I agree with you, they should have the information updated.

But they don't.

It creates the proverbial clusterduck.

It's not the pharmacy staff's fault, so don't gripe at us about it. Call your insurer and make sure that your eligibility has been updated. Or stand there and stare at the pharmacy staff as we make the phone call that you could just as easily make. Just don't gripe while we are trying to help you and a dozen other people who have the same issue.

And if you decided to wait until the last day of the Medicare Part D enrollment period (December 31) to sign up, don't expect your coverage to be updated at 10 AM on New Year's Day.

Tip #4

If you have your 30 day supply of Vicodin filled on December 20th and want us to refill it on January 3 using your new insurance, it's not going to happen. We're going to make you wait until the refill is due. Don't waste my time. I'm the Vicodin/Xanax/Tramadol/Percocet cop.

Tip #5

If you managed to stay out of the donut hole for the previous benefit year and have your prescriptions refilled in the middle of December, don't try to squeeze in one more refill before the end of the year, before your copays go up.

The insurance companies know that you will try this. They aren't going to pay for an early refill. Ever.

Hopefully these tips will help ease the transition into a new benefit year for you.


Anonymous said...

May I add to #3?
Don't come in on Jan 1, and expect us to be able to call the insurance company to even get your info if you don't have your card yet. It's a holiday- no one is working the phone lines to answer.


(My ver. word is fooking. Yup- the first week of the year is a fooking mess!)

pharmacy chick said...

I remember January 1, of the first year of medicare D. I think I still need therapy.
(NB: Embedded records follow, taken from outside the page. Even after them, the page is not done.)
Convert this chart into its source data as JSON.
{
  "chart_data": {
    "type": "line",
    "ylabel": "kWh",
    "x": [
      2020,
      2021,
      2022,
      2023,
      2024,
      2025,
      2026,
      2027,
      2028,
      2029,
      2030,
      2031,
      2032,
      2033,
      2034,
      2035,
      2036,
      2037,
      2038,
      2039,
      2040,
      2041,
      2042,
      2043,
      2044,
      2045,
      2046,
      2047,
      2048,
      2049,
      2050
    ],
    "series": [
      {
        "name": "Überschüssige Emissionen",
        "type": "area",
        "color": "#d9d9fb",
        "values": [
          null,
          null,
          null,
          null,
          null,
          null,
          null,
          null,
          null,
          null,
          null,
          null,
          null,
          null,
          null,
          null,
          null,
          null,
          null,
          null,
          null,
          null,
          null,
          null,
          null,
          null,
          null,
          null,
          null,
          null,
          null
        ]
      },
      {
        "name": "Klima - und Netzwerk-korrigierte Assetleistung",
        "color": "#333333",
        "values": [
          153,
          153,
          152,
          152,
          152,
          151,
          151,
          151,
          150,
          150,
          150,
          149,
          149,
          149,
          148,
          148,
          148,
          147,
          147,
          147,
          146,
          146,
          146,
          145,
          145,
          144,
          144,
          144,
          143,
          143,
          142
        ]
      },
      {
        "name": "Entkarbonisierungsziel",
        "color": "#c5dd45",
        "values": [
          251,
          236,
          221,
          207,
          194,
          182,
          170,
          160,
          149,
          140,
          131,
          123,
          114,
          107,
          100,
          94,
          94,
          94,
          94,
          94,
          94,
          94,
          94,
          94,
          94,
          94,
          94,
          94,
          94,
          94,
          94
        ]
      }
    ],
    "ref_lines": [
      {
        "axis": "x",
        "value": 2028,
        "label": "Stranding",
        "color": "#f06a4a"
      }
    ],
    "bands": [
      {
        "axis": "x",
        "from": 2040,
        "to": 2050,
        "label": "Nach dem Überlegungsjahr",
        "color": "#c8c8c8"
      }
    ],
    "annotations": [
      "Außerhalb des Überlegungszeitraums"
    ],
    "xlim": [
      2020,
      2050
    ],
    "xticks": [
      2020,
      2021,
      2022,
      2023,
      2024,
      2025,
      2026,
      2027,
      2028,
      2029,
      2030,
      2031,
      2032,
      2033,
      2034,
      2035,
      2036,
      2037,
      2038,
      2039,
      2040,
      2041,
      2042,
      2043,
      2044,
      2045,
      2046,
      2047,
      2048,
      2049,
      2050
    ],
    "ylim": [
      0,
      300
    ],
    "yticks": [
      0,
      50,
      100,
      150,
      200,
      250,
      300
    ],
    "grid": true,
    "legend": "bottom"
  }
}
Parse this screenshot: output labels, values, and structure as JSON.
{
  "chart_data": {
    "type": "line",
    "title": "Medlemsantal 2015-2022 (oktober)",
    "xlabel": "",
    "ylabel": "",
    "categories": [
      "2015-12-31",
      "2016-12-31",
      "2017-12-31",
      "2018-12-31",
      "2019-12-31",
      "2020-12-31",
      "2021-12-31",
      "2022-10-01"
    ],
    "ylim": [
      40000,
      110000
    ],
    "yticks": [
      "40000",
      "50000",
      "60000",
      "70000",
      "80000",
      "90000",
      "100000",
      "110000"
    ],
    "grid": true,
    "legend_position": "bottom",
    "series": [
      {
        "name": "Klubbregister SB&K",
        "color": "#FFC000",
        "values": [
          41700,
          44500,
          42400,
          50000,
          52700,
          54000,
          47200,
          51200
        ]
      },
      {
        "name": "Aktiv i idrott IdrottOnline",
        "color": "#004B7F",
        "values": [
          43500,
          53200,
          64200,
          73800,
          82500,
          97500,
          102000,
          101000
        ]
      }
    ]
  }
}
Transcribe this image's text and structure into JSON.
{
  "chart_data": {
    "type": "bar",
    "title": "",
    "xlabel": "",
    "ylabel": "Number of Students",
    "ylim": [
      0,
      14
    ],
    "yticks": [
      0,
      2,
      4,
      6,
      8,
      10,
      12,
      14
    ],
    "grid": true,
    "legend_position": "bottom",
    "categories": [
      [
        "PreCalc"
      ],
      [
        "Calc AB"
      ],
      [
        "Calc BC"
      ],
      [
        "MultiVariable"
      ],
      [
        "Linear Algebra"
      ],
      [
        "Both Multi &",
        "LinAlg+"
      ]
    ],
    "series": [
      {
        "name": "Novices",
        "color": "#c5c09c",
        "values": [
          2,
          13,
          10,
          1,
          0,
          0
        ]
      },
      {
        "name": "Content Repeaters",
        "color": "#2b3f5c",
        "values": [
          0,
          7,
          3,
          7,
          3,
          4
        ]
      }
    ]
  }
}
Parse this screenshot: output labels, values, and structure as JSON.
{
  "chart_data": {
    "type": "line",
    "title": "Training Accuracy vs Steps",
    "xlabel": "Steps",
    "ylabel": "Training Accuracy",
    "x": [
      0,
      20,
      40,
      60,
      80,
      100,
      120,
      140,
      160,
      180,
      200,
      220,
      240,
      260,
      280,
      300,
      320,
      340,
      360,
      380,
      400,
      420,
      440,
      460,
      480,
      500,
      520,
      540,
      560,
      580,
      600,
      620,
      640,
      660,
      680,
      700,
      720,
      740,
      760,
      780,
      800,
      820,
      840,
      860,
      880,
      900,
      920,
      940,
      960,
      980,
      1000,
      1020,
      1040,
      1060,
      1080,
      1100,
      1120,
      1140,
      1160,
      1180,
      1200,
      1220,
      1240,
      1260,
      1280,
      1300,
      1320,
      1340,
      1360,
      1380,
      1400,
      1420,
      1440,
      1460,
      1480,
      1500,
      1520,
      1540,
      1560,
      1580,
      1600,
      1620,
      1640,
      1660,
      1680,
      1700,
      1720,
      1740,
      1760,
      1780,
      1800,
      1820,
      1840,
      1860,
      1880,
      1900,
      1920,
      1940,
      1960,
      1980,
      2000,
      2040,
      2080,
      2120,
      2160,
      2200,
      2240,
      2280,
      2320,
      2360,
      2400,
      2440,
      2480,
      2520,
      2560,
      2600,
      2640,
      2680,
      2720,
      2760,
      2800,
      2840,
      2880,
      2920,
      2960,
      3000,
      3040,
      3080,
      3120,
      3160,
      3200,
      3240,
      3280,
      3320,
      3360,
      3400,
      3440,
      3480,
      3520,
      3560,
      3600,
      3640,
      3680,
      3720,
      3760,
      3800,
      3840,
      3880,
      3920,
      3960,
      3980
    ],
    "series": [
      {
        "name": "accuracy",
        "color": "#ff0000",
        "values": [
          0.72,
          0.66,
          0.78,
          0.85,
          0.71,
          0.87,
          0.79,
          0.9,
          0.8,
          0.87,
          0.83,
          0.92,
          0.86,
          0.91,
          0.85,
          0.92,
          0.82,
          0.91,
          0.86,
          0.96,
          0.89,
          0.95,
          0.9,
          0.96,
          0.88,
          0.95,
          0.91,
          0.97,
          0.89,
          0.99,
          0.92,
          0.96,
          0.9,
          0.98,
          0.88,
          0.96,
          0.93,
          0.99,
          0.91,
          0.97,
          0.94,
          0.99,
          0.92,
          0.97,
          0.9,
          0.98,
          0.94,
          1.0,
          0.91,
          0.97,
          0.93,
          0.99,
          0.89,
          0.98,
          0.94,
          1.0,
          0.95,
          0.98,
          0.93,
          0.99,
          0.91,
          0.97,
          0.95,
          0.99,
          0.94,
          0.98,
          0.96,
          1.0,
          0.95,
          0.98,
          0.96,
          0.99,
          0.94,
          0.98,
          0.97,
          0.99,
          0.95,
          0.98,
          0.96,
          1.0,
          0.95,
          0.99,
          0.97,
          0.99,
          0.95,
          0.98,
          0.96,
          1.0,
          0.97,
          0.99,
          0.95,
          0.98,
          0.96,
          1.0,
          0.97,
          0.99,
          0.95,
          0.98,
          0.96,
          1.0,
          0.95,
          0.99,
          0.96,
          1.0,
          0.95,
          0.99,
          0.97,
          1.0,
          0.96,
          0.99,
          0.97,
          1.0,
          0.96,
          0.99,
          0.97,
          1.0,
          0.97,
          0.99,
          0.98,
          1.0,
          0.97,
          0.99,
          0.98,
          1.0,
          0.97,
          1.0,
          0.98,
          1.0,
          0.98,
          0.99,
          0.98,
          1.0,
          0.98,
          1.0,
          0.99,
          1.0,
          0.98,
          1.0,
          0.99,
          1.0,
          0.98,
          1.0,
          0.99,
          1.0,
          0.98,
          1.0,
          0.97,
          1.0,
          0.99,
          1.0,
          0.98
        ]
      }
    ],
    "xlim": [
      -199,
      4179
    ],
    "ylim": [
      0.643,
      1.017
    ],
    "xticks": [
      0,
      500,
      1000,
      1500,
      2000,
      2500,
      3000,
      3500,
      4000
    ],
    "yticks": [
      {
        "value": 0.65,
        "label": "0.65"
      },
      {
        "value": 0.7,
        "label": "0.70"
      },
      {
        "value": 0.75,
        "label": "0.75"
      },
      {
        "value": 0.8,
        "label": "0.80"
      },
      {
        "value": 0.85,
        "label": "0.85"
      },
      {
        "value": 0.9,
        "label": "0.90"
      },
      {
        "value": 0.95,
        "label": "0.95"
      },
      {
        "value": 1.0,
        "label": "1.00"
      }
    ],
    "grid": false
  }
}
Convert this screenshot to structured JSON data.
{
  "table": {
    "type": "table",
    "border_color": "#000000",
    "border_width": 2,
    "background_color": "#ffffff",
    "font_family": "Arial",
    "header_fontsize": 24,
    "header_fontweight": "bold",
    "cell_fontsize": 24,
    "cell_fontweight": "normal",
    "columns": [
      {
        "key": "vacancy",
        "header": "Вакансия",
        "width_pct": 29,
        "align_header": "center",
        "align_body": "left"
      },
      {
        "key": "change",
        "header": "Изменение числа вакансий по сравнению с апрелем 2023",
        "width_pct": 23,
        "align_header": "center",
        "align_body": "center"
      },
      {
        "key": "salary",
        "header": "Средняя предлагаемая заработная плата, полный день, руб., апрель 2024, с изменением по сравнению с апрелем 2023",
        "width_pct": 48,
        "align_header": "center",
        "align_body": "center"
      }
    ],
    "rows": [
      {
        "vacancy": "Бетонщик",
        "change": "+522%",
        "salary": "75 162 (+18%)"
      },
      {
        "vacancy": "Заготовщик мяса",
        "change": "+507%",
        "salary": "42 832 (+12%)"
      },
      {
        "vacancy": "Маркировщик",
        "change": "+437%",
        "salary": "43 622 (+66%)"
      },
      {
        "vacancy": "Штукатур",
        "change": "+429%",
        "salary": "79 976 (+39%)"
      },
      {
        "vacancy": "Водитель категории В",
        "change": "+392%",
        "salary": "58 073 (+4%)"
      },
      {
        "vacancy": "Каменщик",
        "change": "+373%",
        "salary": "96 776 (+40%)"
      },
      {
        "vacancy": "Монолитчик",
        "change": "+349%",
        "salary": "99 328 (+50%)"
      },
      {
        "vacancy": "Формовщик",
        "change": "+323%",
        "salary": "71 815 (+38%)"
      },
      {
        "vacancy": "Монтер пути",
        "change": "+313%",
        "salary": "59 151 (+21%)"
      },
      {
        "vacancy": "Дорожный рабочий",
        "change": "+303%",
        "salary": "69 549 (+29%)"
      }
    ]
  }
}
Everybody waited til Jan 1 to fill their med, and nearly NOBODY was loaded properly..but I sure wanted to be after work each night...

lovinmyjob said...

This relates to tip #1. I had a lady this week screaming at me that it was her "doctor's job to know what was covered by her insurance." My response, "Uh,'s your doctor's job to diagnose and treat. He is not an insurance agent nor am I. My job is to make sure you don't die from inappropriate drug therapy." Why do people not read the stuff the insurance company sends them about their plan?